Since $q, q'$ are odd, $r = r' \pmod 2$.

### Modulus Chain

Let the initial noise be $\abs{r} \approx N$. Set the maximal level $L$ for multiplication, and set $q_{L} = N^{L+1}$. Then after each multiplication, switch the modulus to $q_{k-1} = q_k/N$ using the above method.

Multiplication increases the noise to $N^2$, and then modulus switching decreases the noise back to $N$, allowing further computation.

So we have a modulus chain,

$$
N^{L+1} \ra N^L \ra \cdots \ra N.
$$

When we perform $L$ levels of computation and reach modulus $q_0 = N$, we cannot perform any multiplications. We must apply [bootstrapping](../2023-12-08-bootstrapping-ckks/#bootstrapping).

Note that without modulus switching, we need $q_L > N^{2^L}$ for $L$ levels of computation, which is very large. Since we want $q$ to be small (for the hardness of the LWE problem), modulus switching is necessary. We now only require $q_L > N^{L+1}$.

### Multiplication in BGV (Summary)

- Set up a modulus chain $q_k = N^{k+1}$ for $k = 0, \dots, L$.
- Given two ciphertexts $\bf{c} = (b, \bf{a}) \in \Z_{q_k}^{n+1}$ and $\bf{c}' = (b', \bf{a}') \in \Z_{q_k}^{n+1}$ with modulus $q_k$ and noise $N$.
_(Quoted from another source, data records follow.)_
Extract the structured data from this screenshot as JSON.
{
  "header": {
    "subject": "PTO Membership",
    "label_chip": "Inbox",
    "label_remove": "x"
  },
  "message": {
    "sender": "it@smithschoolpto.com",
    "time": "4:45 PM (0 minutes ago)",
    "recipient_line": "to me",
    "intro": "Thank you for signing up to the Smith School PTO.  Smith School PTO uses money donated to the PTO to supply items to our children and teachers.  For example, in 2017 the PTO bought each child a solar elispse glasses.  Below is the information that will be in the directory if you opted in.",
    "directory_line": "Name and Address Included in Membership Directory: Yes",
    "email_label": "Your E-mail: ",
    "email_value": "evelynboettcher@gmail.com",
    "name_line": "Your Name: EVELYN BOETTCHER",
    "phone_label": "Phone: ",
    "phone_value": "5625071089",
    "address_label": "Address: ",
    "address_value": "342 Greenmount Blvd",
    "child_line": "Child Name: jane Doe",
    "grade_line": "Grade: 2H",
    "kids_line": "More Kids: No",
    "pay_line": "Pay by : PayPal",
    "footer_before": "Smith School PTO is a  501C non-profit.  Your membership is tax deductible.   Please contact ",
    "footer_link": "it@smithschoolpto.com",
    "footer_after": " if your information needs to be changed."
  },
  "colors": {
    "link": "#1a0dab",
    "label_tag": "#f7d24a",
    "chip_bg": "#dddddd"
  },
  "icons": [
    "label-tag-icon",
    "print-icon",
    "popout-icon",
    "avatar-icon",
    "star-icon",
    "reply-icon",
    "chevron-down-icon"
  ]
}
- (**Tensor Product**) $\bf{c}_\rm{mul} = \bf{c} \otimes \bf{c}' \pmod{q_k}$.
	- Now we have $n^2$ dimensions and noise $N^2$.
- (**Relinearization**)
	- Back to $n$ dimensions and noise $N^2$.
- (**Modulus Switching**)
	- Modulus is switched to $q_{k-1}$ and noise is back to $N$.

## BGV Generalizations and Optimizations

### From $\Z_2$ to $\Z_p$

The above description is for messages $m \in \braces{0, 1} = \Z_2$. This can be extend to any finite field $\Z_p$. Replace $2$ with $p$ in the scheme. Then encryption of $m \in \Z_p$ is done as

$$
b = -\span{\bf{a}, \bf{s}} + m + pe \pmod q,
$$

and we have $r = b + \span{\bf{a}, \bf{s}} = m + pe$, $m = r \pmod p$.

### Packing Technique

Based on the Ring LWE problem, plaintext space can be extended from $\Z_p$ to $\Z_p^n$ by using **polynomials**.

With this technique, the number of linearization keys is reduced from $n^2 \log q$ to $\mc{O}(1)$.

## Security and Performance of BGV

- Security depends on $n$ and $q$.
	- $(n, \log q) = (2^{10}, 30), (2^{13}, 240), (2^{16}, 960)$.
	- $q$ is much larger than $n$.
	- We want $n$ small and $q$ large enough to be correct.
- BGV is a **somewhat** homomorphic encryption.
	- The number of multiplications is limited.
- Multiplication is expensive, especially linearization.
	- Parallelization is effective for optimization, since multiplication is basically performing the same operations on different data.

[^1]: A homomorphism is a *confused name changer*. It can map different elements to the same name.
[^2]: The columns $\bf{a}_i$ are chosen random, so $A$ is invertible with high probability.
[^3]: Noise: $N \ra N^2 \ra N^4 \ra \cdots \ra N^{2^L}$.
[^4]: This is how $\bf{s}$ is chosen in practice.